Madhur_Aggarwal · November 4, 2019, 9:27am

Hi all,

I am using lammps-7th Aug, 2019 version on HPC cluster with dual Intel Xeon E5-2640 v4 CPUs. I compiled it with all the CPU accelerator packages separately. When I test them on my system containing 39841 atoms with 10 CPUs, I get terrible performance with each CPU accelerator package. (input script attached)

When I look at the CPU utilization stats, I see that at any given point of time during the simulation, some CPUs are being utilized ~ 100 and others ~ 0%; but I think that is understandable since it depends on the calculations being performed. This happens for each CPU accelerator package I use.

CPU configuration: dual Intel Xeon E5-2640 v4 (abbreviated as Broadwell, for KOKKOS)

compiler used: gcc version 4.8.5 (Red Hat 4.8.5-39)

Following is the list of compilation command, run command and performance output from log files for each CPU acceleration package:
(multi-threading not used anywhere)

OPT package: cmake -D LAMMPS_MACHINE=mpi -D PKG_OPT=yes -D PKG_MANYBODY=on -D PKG_MOLECULE=on -D PKG_KSPACE=on …/cmake
mpirun -np 10 lmp_mpi -sf opt -in md.inp
Performance: 57.667 hours/ns

md.inp (1.08 KB)

akohlmey · November 4, 2019, 10:15am

I disagree with your assessment.

You are getting up to a 3x performance boost by CPU optimization alone. That is exceptionally good. How much more of a performance boost did you expect???
This is not like you are offloading calculations to additional components like GPUs (and even then you might run into issues since your system is rather small for that use case). The only way to get a significant larger speedup from code optimization alone would be if the default implementation would be poor.

Please note, that your system is rather small for a classical MD code to parallelize across many MPI ranks and that you may have other issues with it due to its system geometry and particle distribution, that we cannot tell, since you only provide the input script, but not a representative data file or the performance summary of the log files. Please also note, that CPU utilization is not a measure of performance. In fact, CPU utilization will be higher with non-optimized code.

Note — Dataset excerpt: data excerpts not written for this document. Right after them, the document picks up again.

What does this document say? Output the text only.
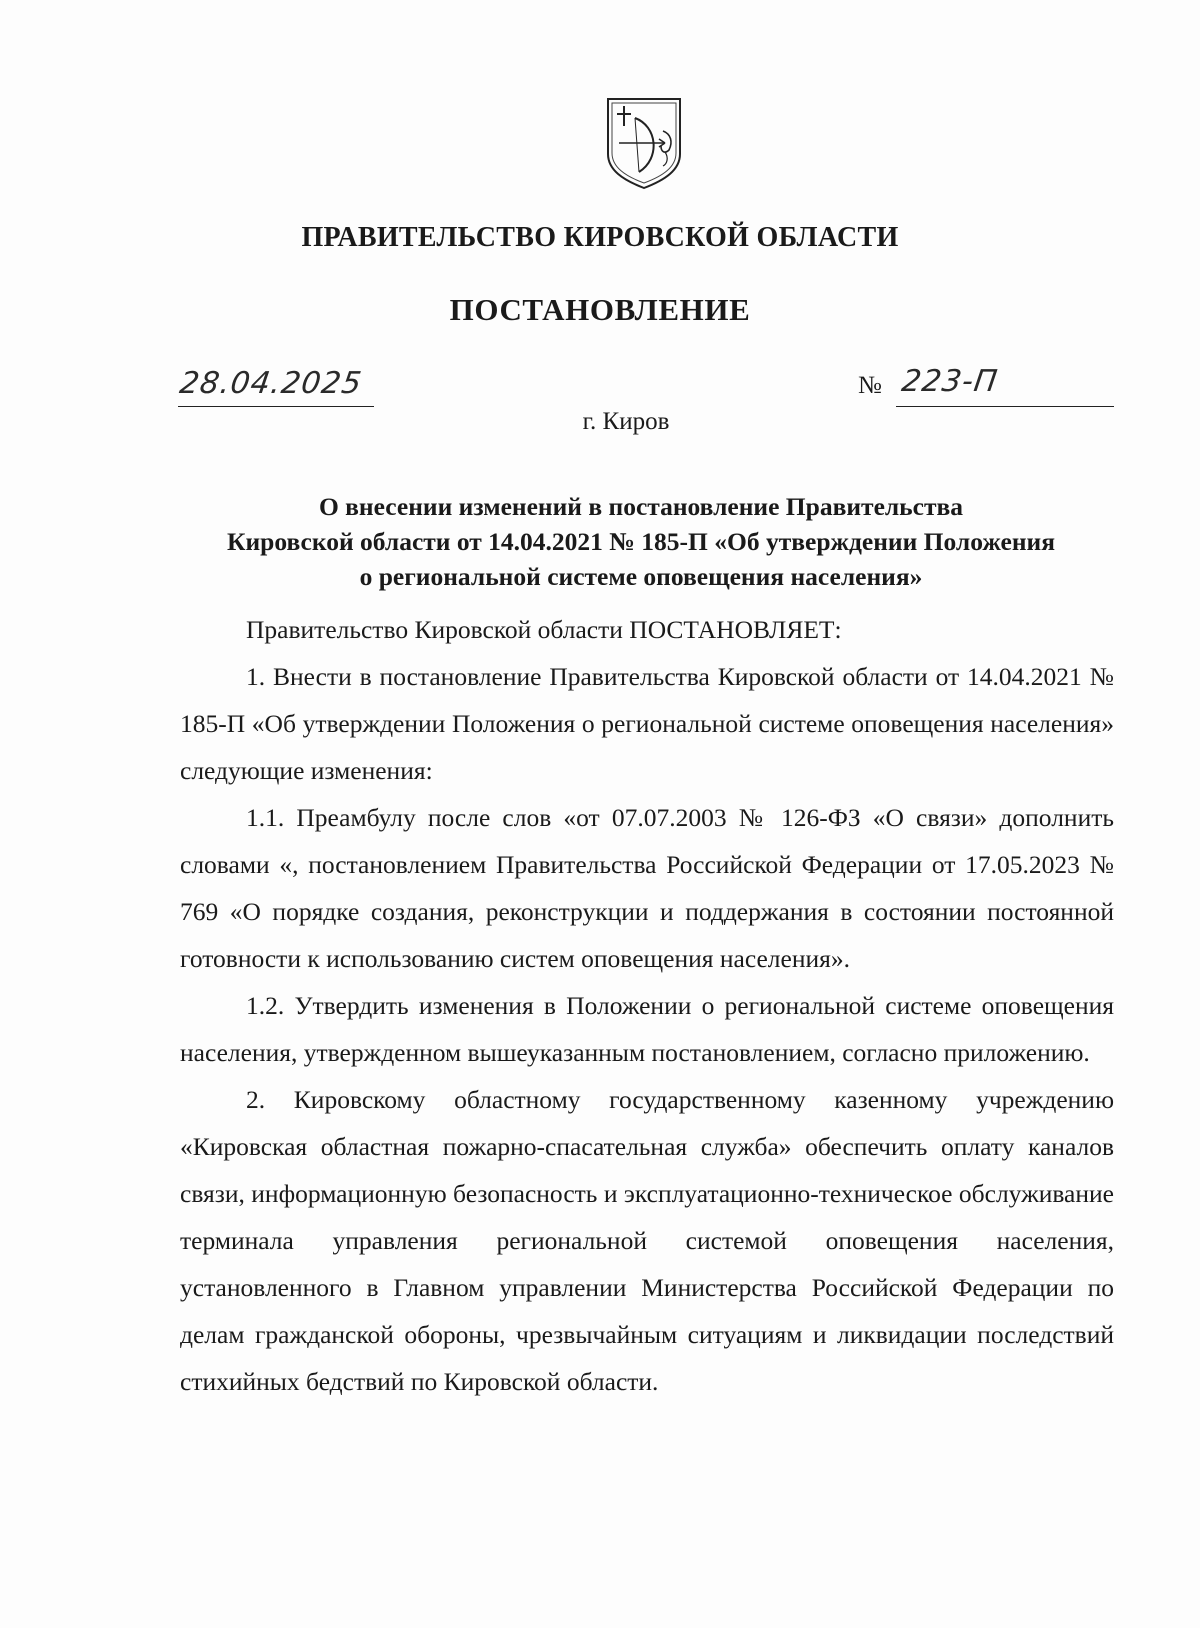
ПРАВИТЕЛЬСТВО КИРОВСКОЙ ОБЛАСТИ
ПОСТАНОВЛЕНИЕ
28.04.2025	№ 223-П
г. Киров
О внесении изменений в постановление Правительства
Кировской области от 14.04.2021 № 185-П «Об утверждении Положения
о региональной системе оповещения населения»

Правительство Кировской области ПОСТАНОВЛЯЕТ:

1. Внести в постановление Правительства Кировской области от 14.04.2021 № 185-П «Об утверждении Положения о региональной системе оповещения населения» следующие изменения:

1.1. Преамбулу после слов «от 07.07.2003 № 126-ФЗ «О связи» дополнить словами «, постановлением Правительства Российской Федерации от 17.05.2023 № 769 «О порядке создания, реконструкции и поддержания в состоянии постоянной готовности к использованию систем оповещения населения».

1.2. Утвердить изменения в Положении о региональной системе оповещения населения, утвержденном вышеуказанным постановлением, согласно приложению.

2. Кировскому областному государственному казенному учреждению «Кировская областная пожарно-спасательная служба» обеспечить оплату каналов связи, информационную безопасность и эксплуатационно-техническое обслуживание терминала управления региональной системой оповещения населения, установленного в Главном управлении Министерства Российской Федерации по делам гражданской обороны, чрезвычайным ситуациям и ликвидации последствий стихийных бедствий по Кировской области.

Please also note, that a machine with the configuration you describe would have 20 CPU cores in total, so with using 10 MPI ranks for the parallel runs and no multi-threading, you should have 10 idle CPU cores.

Axel.

_Diaz_Adrian · November 4, 2019, 2:17pm

is your model evenly distributed in space? if your simulation box contains pockets with large amounts of empty space you might see some MPI tasks get no usage.